Der Rez. gesteht, dass er bei der Lektüre des 3. Teils gelegentlich Motivationsprobleme bekam. Das hängt gewiss auch mit der manchmal überbemühten, von Wiederholungen nicht freien Darstellungsweise des Vf.s zusammen. Grundsätzlich ist dem Vf. darin zuzustimmen, dass Seelsorge sich stärker um Lebens-, nicht nur um Leidensprobleme zu kümmern habe und dass es sehr sinnvoll sein kann, dem psychoanalytischen Paradigma, das die Pastoralpsychologie bisher ziemlich stark geprägt hat, alternative psychologische Konzepte an die Seite zu stellen. Dem Vf. ist auch zuzustimmen, dass es immer wieder darauf ankommt, dem dialogischen Prinzip in der Seelsorge größere Beachtung zuzuerkennen.
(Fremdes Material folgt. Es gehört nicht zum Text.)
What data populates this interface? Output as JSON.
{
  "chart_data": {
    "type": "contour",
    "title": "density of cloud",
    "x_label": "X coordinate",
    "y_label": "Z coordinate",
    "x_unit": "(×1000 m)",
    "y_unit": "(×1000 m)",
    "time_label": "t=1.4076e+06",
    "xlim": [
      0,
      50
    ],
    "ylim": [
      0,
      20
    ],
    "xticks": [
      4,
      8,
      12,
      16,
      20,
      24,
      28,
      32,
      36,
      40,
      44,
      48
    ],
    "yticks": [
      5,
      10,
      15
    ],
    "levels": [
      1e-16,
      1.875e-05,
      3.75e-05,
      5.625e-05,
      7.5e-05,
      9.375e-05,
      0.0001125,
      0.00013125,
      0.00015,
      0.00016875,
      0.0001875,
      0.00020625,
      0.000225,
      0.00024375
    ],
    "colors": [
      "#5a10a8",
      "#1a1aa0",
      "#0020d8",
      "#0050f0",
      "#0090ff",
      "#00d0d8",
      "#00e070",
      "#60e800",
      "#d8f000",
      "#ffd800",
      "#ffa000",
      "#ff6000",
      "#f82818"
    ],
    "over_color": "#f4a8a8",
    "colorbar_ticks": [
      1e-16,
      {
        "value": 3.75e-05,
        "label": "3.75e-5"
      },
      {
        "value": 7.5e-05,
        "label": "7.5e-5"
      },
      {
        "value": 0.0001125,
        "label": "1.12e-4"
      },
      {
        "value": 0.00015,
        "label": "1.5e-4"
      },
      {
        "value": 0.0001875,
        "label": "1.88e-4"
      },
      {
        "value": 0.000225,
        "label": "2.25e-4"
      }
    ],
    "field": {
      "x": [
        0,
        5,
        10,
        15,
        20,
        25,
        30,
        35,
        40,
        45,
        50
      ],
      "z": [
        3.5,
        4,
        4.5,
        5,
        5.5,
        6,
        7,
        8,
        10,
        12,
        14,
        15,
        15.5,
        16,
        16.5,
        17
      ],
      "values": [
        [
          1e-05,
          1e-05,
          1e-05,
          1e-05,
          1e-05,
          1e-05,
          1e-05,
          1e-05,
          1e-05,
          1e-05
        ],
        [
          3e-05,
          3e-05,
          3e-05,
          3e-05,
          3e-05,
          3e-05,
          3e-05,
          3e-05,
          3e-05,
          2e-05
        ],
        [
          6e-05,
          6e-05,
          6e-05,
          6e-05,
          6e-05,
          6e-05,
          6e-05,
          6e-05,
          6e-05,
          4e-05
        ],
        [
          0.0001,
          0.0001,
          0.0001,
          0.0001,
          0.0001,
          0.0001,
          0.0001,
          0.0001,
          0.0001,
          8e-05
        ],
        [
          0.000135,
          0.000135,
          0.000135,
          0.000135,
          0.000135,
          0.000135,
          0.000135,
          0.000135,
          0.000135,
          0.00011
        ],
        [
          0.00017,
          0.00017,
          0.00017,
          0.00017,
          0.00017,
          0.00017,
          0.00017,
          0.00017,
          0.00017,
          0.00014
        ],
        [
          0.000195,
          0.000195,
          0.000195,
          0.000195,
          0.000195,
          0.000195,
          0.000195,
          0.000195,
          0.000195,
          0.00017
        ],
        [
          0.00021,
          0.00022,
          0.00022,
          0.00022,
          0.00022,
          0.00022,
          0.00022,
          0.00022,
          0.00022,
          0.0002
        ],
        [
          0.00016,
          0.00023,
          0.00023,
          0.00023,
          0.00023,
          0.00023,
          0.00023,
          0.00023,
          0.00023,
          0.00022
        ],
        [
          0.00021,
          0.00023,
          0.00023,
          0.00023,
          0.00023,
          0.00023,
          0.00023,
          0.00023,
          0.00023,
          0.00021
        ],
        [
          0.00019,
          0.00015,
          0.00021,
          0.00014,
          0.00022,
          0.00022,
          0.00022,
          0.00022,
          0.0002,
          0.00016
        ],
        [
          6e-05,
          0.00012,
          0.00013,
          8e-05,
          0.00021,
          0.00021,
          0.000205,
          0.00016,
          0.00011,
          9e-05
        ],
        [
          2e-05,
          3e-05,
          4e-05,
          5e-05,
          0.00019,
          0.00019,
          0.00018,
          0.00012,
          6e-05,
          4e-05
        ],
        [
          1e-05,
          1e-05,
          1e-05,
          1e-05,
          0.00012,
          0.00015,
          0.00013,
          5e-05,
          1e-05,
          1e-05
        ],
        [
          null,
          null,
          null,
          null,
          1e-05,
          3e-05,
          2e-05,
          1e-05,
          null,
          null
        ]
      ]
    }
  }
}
Hier muss stets neu realisiert werden, was wir in der Praktischen Theologie seit Martin Buber, Hans-Georg Gadamer und Karl Rahner, seit dem christlich-jüdischen sowie dem christlich-marxistischen Dialog und in Zusammenhang mit den ökumenischen Dialogprozessen gelernt haben. Mit dem Rückgriff auf Klaus Riegels dialektische Psychologie hat der Vf. in die pastoralpsychologische Diskussion ein psychologisches Konzept eingeführt, das ausdrücklich vom dialektischen Denkmodell und von der dialogischen Methode ausgeht.

Der wichtigste Impuls, der von diesem Buch ausgeht, zielt darauf, sich verstärkt um den Status der Pastoralpsychologie zu bemühen und nach Dialogpartnern auch außerhalb von Psychoanalyse und humanistischer Psychologie zu suchen. Dieser Partner könnte die "dialektische Psychologie" sein, der gewiss manche Leser wie auch der Rez. in diesem Buch das erste Mal begegnen. Aber das könnten doch auch andere Konzepte sein, die der Vf. nicht in den Blick nimmt, die aber durchaus bereits in pastoralpsychologischen Konzepten diskutiert werden (wie z. B. der systemische Ansatz bei Christoph Morgenthaler). Wichtig wäre es, wenn die Überlegungen des Vf.s auch dahin führten, Pastoralpsychologie wieder stärker in den Dialog mit der so genannten "Universitätspsychologie" zu bringen und sie damit im wissenschaftlichen Diskurs stärker als bisher zu verankern.